Brandon's Blog

2/22/2007

Wich?

I decided I had to “blog” this, as it’s fairly unique in the scheme of things.

There is this new “concept sandwich joint” in Norman, called Which Wich? (question mark included), which (ha ha) has a novel kind of ordering system.  You tell them Which [sand]Wich you want by the use of this cutesy-pootsy brown-paper sack, multiple varieties of which are available at a kiosk at the front of the store.

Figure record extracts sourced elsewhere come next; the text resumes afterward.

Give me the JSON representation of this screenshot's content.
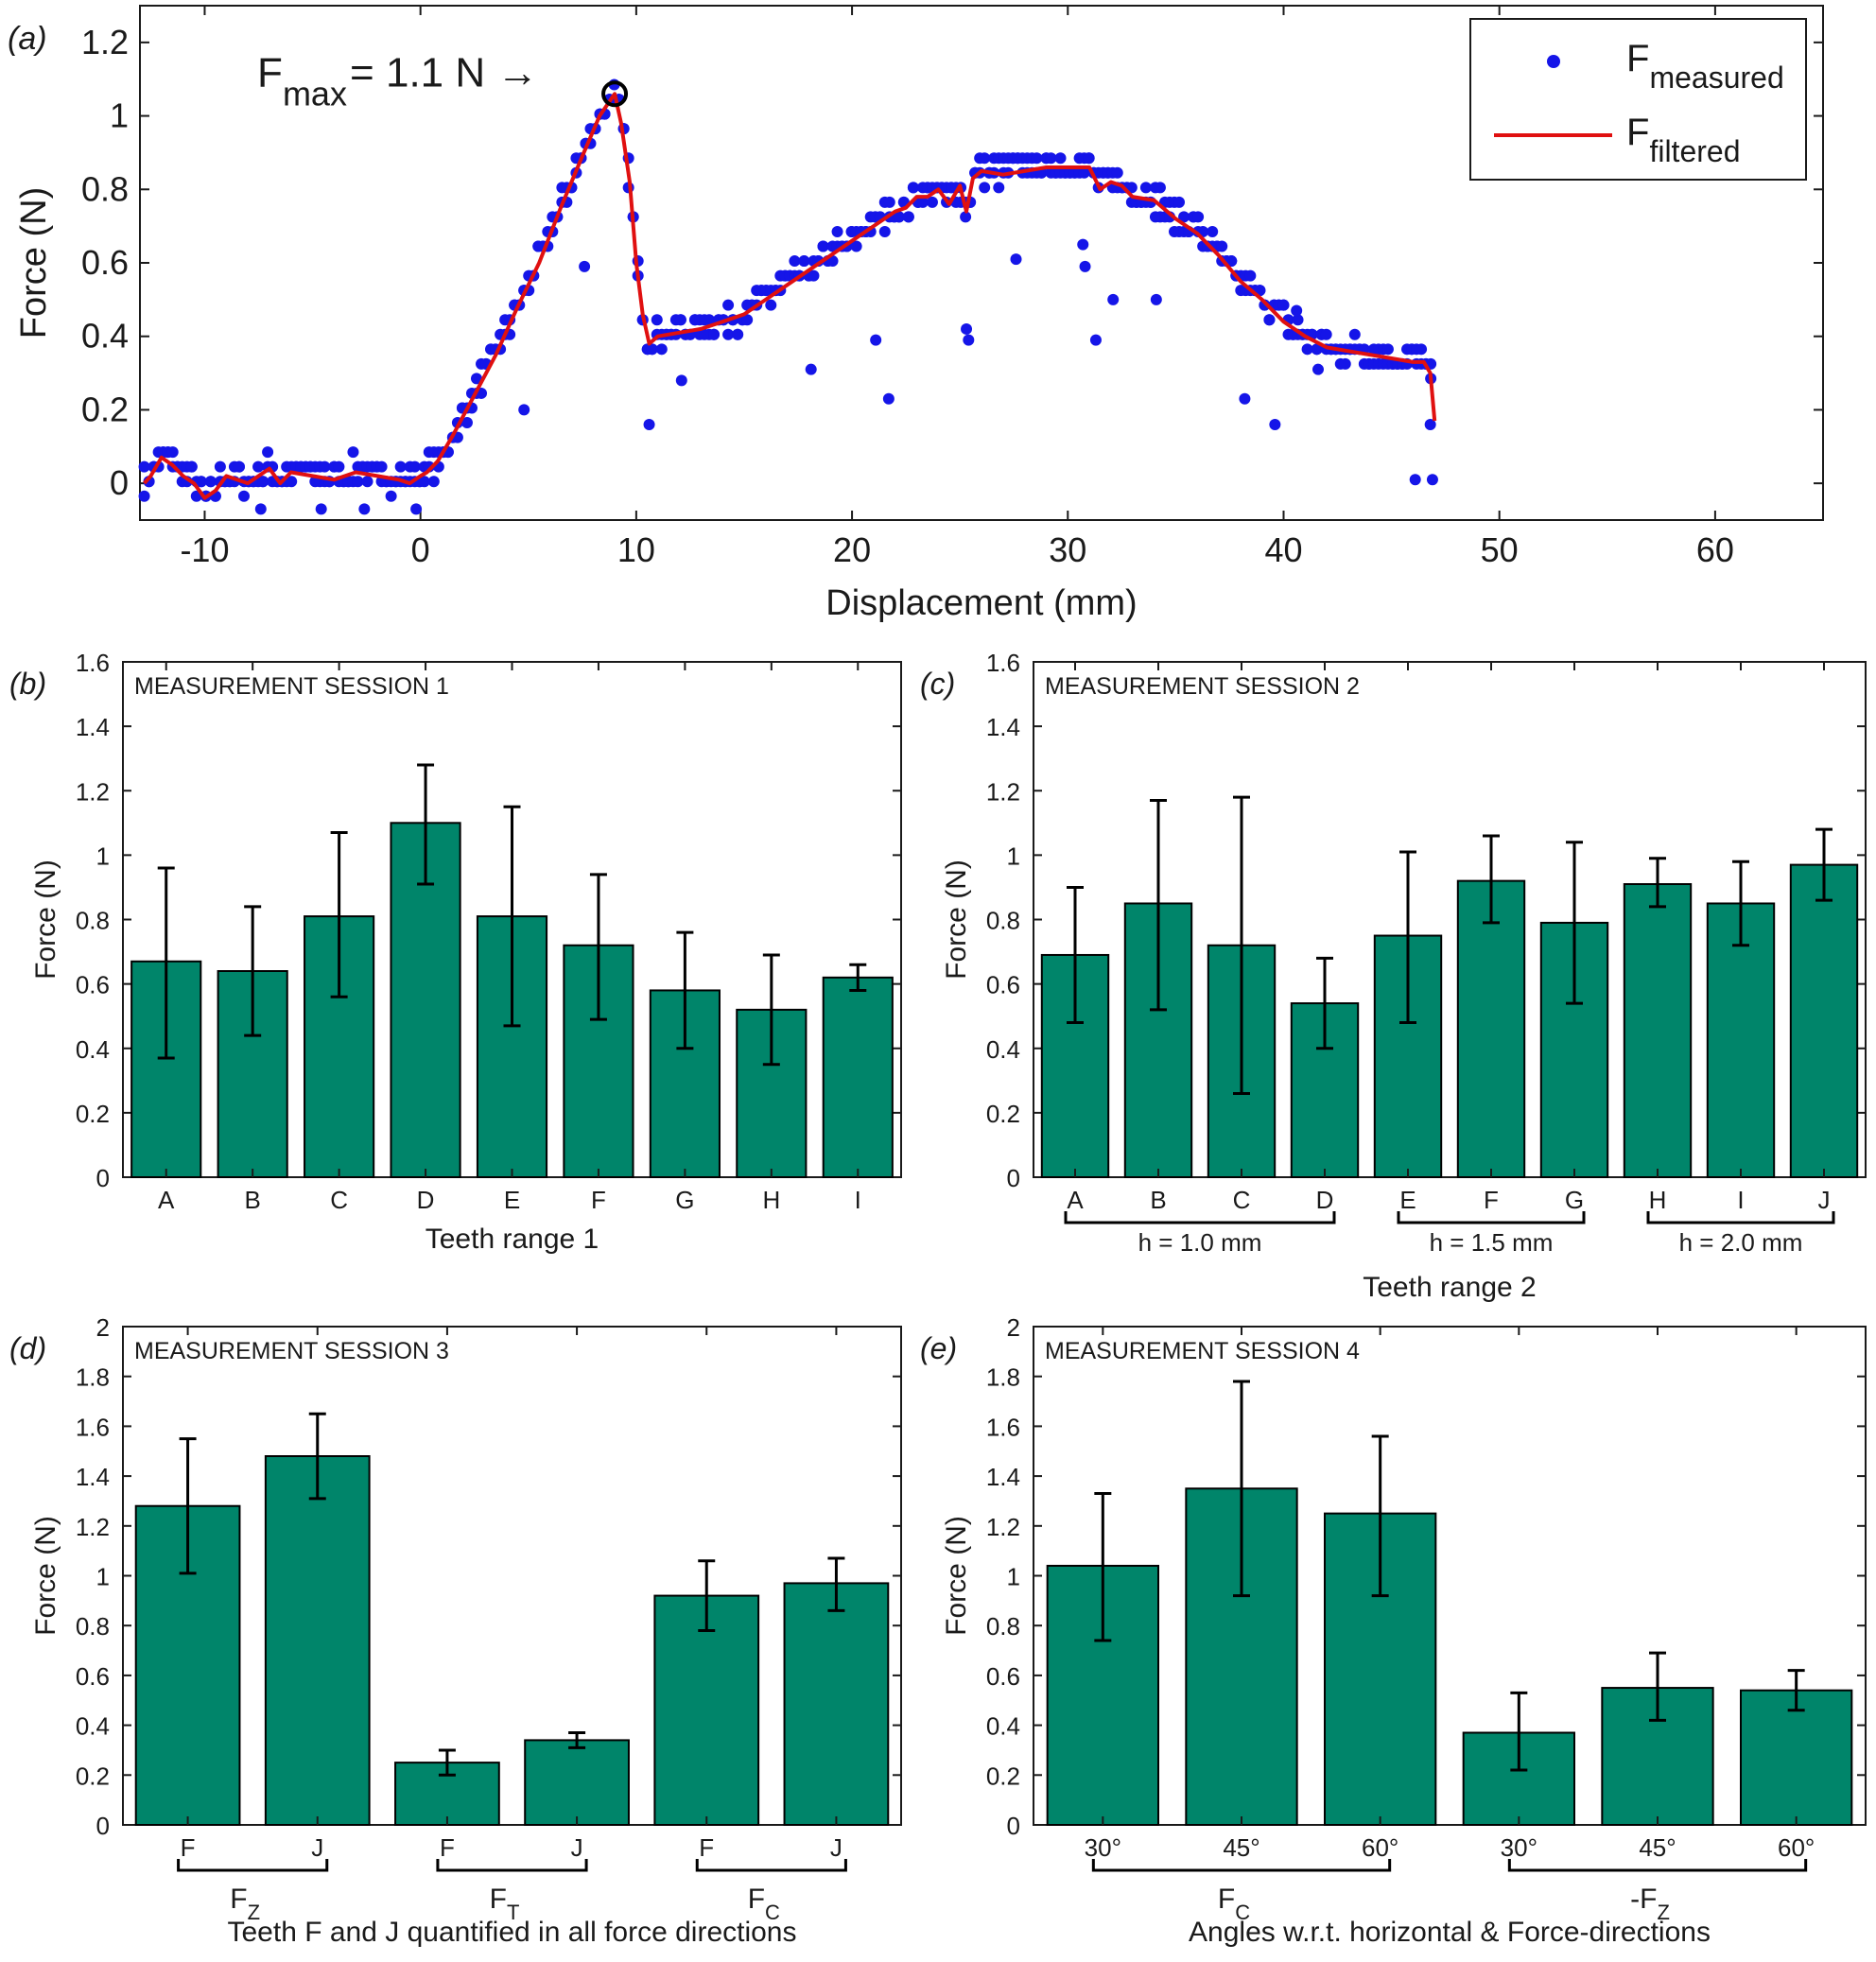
{
  "chart_data": [
    {
      "id": "a",
      "panel_label": "(a)",
      "type": "scatter",
      "xlabel": "Displacement (mm)",
      "ylabel": "Force (N)",
      "xlim": [
        -13,
        65
      ],
      "ylim": [
        -0.1,
        1.3
      ],
      "xticks": [
        -10,
        0,
        10,
        20,
        30,
        40,
        50,
        60
      ],
      "yticks": [
        0,
        0.2,
        0.4,
        0.6,
        0.8,
        1,
        1.2
      ],
      "grid": false,
      "legend_position": "top-right",
      "legend": [
        {
          "main": "F",
          "sub": "measured",
          "marker": "dot",
          "color": "#1515e8"
        },
        {
          "main": "F",
          "sub": "filtered",
          "marker": "line",
          "color": "#e01010"
        }
      ],
      "annotation": {
        "main": "F",
        "sub": "max",
        "text": " = 1.1 N →",
        "x": 9,
        "y": 1.06
      },
      "filtered": {
        "x": [
          -12.8,
          -12.5,
          -12,
          -11.5,
          -11,
          -10.5,
          -10,
          -9.5,
          -9,
          -8,
          -7,
          -6.5,
          -6,
          -5,
          -4,
          -3,
          -2,
          -1,
          -0.5,
          0,
          0.3,
          0.8,
          1.5,
          2.5,
          3.5,
          4.5,
          5.5,
          6.5,
          7.5,
          8.3,
          9,
          9.3,
          9.7,
          10,
          10.3,
          10.6,
          11,
          12,
          13,
          14,
          15,
          16,
          17,
          18,
          19,
          20,
          21,
          22,
          22.5,
          23,
          23.5,
          24,
          24.5,
          25,
          25.3,
          25.6,
          26,
          27,
          28,
          29,
          30,
          31,
          31.5,
          32,
          32.5,
          33,
          34,
          35,
          36,
          37,
          38,
          39,
          40,
          41,
          42,
          43,
          44,
          45,
          46,
          46.5,
          46.8,
          47
        ],
        "y": [
          0.0,
          0.02,
          0.07,
          0.05,
          0.02,
          0.0,
          -0.04,
          -0.02,
          0.02,
          0.0,
          0.04,
          0.0,
          0.03,
          0.02,
          0.01,
          0.03,
          0.02,
          0.01,
          0.0,
          0.02,
          0.03,
          0.06,
          0.13,
          0.24,
          0.35,
          0.48,
          0.6,
          0.75,
          0.89,
          1.0,
          1.06,
          0.98,
          0.82,
          0.6,
          0.46,
          0.38,
          0.4,
          0.41,
          0.42,
          0.44,
          0.46,
          0.5,
          0.54,
          0.58,
          0.62,
          0.66,
          0.7,
          0.74,
          0.75,
          0.78,
          0.78,
          0.8,
          0.76,
          0.81,
          0.74,
          0.83,
          0.85,
          0.84,
          0.85,
          0.86,
          0.86,
          0.86,
          0.8,
          0.82,
          0.81,
          0.78,
          0.77,
          0.72,
          0.68,
          0.62,
          0.55,
          0.5,
          0.44,
          0.4,
          0.37,
          0.36,
          0.35,
          0.34,
          0.33,
          0.33,
          0.3,
          0.17
        ]
      }
    },
    {
      "id": "b",
      "panel_label": "(b)",
      "type": "bar",
      "session_label": "MEASUREMENT SESSION 1",
      "xlabel": "Teeth range 1",
      "ylabel": "Force (N)",
      "ylim": [
        0,
        1.6
      ],
      "yticks": [
        0,
        0.2,
        0.4,
        0.6,
        0.8,
        1,
        1.2,
        1.4,
        1.6
      ],
      "categories": [
        "A",
        "B",
        "C",
        "D",
        "E",
        "F",
        "G",
        "H",
        "I"
      ],
      "values": [
        0.67,
        0.64,
        0.81,
        1.1,
        0.81,
        0.72,
        0.58,
        0.52,
        0.62
      ],
      "err_low": [
        0.37,
        0.44,
        0.56,
        0.91,
        0.47,
        0.49,
        0.4,
        0.35,
        0.58
      ],
      "err_high": [
        0.96,
        0.84,
        1.07,
        1.28,
        1.15,
        0.94,
        0.76,
        0.69,
        0.66
      ],
      "groups": []
    },
    {
      "id": "c",
      "panel_label": "(c)",
      "type": "bar",
      "session_label": "MEASUREMENT SESSION 2",
      "xlabel": "Teeth range 2",
      "ylabel": "Force (N)",
      "ylim": [
        0,
        1.6
      ],
      "yticks": [
        0,
        0.2,
        0.4,
        0.6,
        0.8,
        1,
        1.2,
        1.4,
        1.6
      ],
      "categories": [
        "A",
        "B",
        "C",
        "D",
        "E",
        "F",
        "G",
        "H",
        "I",
        "J"
      ],
      "values": [
        0.69,
        0.85,
        0.72,
        0.54,
        0.75,
        0.92,
        0.79,
        0.91,
        0.85,
        0.97
      ],
      "err_low": [
        0.48,
        0.52,
        0.26,
        0.4,
        0.48,
        0.79,
        0.54,
        0.84,
        0.72,
        0.86
      ],
      "err_high": [
        0.9,
        1.17,
        1.18,
        0.68,
        1.01,
        1.06,
        1.04,
        0.99,
        0.98,
        1.08
      ],
      "groups": [
        {
          "label": "h = 1.0 mm",
          "start": 0,
          "end": 3
        },
        {
          "label": "h = 1.5 mm",
          "start": 4,
          "end": 6
        },
        {
          "label": "h = 2.0 mm",
          "start": 7,
          "end": 9
        }
      ]
    },
    {
      "id": "d",
      "panel_label": "(d)",
      "type": "bar",
      "session_label": "MEASUREMENT SESSION 3",
      "xlabel": "Teeth F and J quantified in all force directions",
      "ylabel": "Force (N)",
      "ylim": [
        0,
        2
      ],
      "yticks": [
        0,
        0.2,
        0.4,
        0.6,
        0.8,
        1,
        1.2,
        1.4,
        1.6,
        1.8,
        2
      ],
      "categories": [
        "F",
        "J",
        "F",
        "J",
        "F",
        "J"
      ],
      "values": [
        1.28,
        1.48,
        0.25,
        0.34,
        0.92,
        0.97
      ],
      "err_low": [
        1.01,
        1.31,
        0.2,
        0.31,
        0.78,
        0.86
      ],
      "err_high": [
        1.55,
        1.65,
        0.3,
        0.37,
        1.06,
        1.07
      ],
      "groups": [
        {
          "main": "F",
          "sub": "Z",
          "start": 0,
          "end": 1
        },
        {
          "main": "F",
          "sub": "T",
          "start": 2,
          "end": 3
        },
        {
          "main": "F",
          "sub": "C",
          "start": 4,
          "end": 5
        }
      ]
    },
    {
      "id": "e",
      "panel_label": "(e)",
      "type": "bar",
      "session_label": "MEASUREMENT SESSION 4",
      "xlabel": "Angles w.r.t. horizontal & Force-directions",
      "ylabel": "Force (N)",
      "ylim": [
        0,
        2
      ],
      "yticks": [
        0,
        0.2,
        0.4,
        0.6,
        0.8,
        1,
        1.2,
        1.4,
        1.6,
        1.8,
        2
      ],
      "categories": [
        "30°",
        "45°",
        "60°",
        "30°",
        "45°",
        "60°"
      ],
      "values": [
        1.04,
        1.35,
        1.25,
        0.37,
        0.55,
        0.54
      ],
      "err_low": [
        0.74,
        0.92,
        0.92,
        0.22,
        0.42,
        0.46
      ],
      "err_high": [
        1.33,
        1.78,
        1.56,
        0.53,
        0.69,
        0.62
      ],
      "groups": [
        {
          "main": "F",
          "sub": "C",
          "start": 0,
          "end": 2
        },
        {
          "main": "-F",
          "sub": "Z",
          "start": 3,
          "end": 5
        }
      ]
    }
  ]
}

You are “allowed” to draw on the back with the same red marker with which you “order”.  This is a creativity thing.

They take your bag, and a good portion of the contents of your wallet, especially given the diminutive size of the Wich itself (come hungry, leave hungry), and they clip that sucker onto a clothesline (the bag, not the wallet or the Wich).

The cooks then whip up your sandwich, put it in one of those conveyor-toasters, and slide the bag down the assembly line of sorts.

You then get the sandwich and pretend to get full eating it, while enjoying the lesser amount of butt dentage your wallet makes now that it is totally empty.

You also enjoy the company of a gaggle of sorority girls, who allegedly enjoy paying top-dollar for small sandwiches, and they may actually get full on them.

As far as the food goes, it was really good, especially the turkey, cranberry sauce, and stuffing combination.  I suppose you get boutique sizes, at boutique prices, for a fairly boutique sandwich.

The funny thing is that Which Wich? is basically one store down the road from another overly-expensive sandwich shop, which I visited today (Jimmy John’s).  After going there, I decided that I wouldn’t go back, because it’s too expensive, and there’s no cornbread stuffing on the sandwiches.

There is another sandwich shop on the other side of Which Wich?, which is called Mr. Goodcents.  Goodcents uses a more Subway-like model, meaning they have larger sandwiches and lower prices.  However, no stuffing, as well.

The verdict: Norman has too dang many sandwich shops.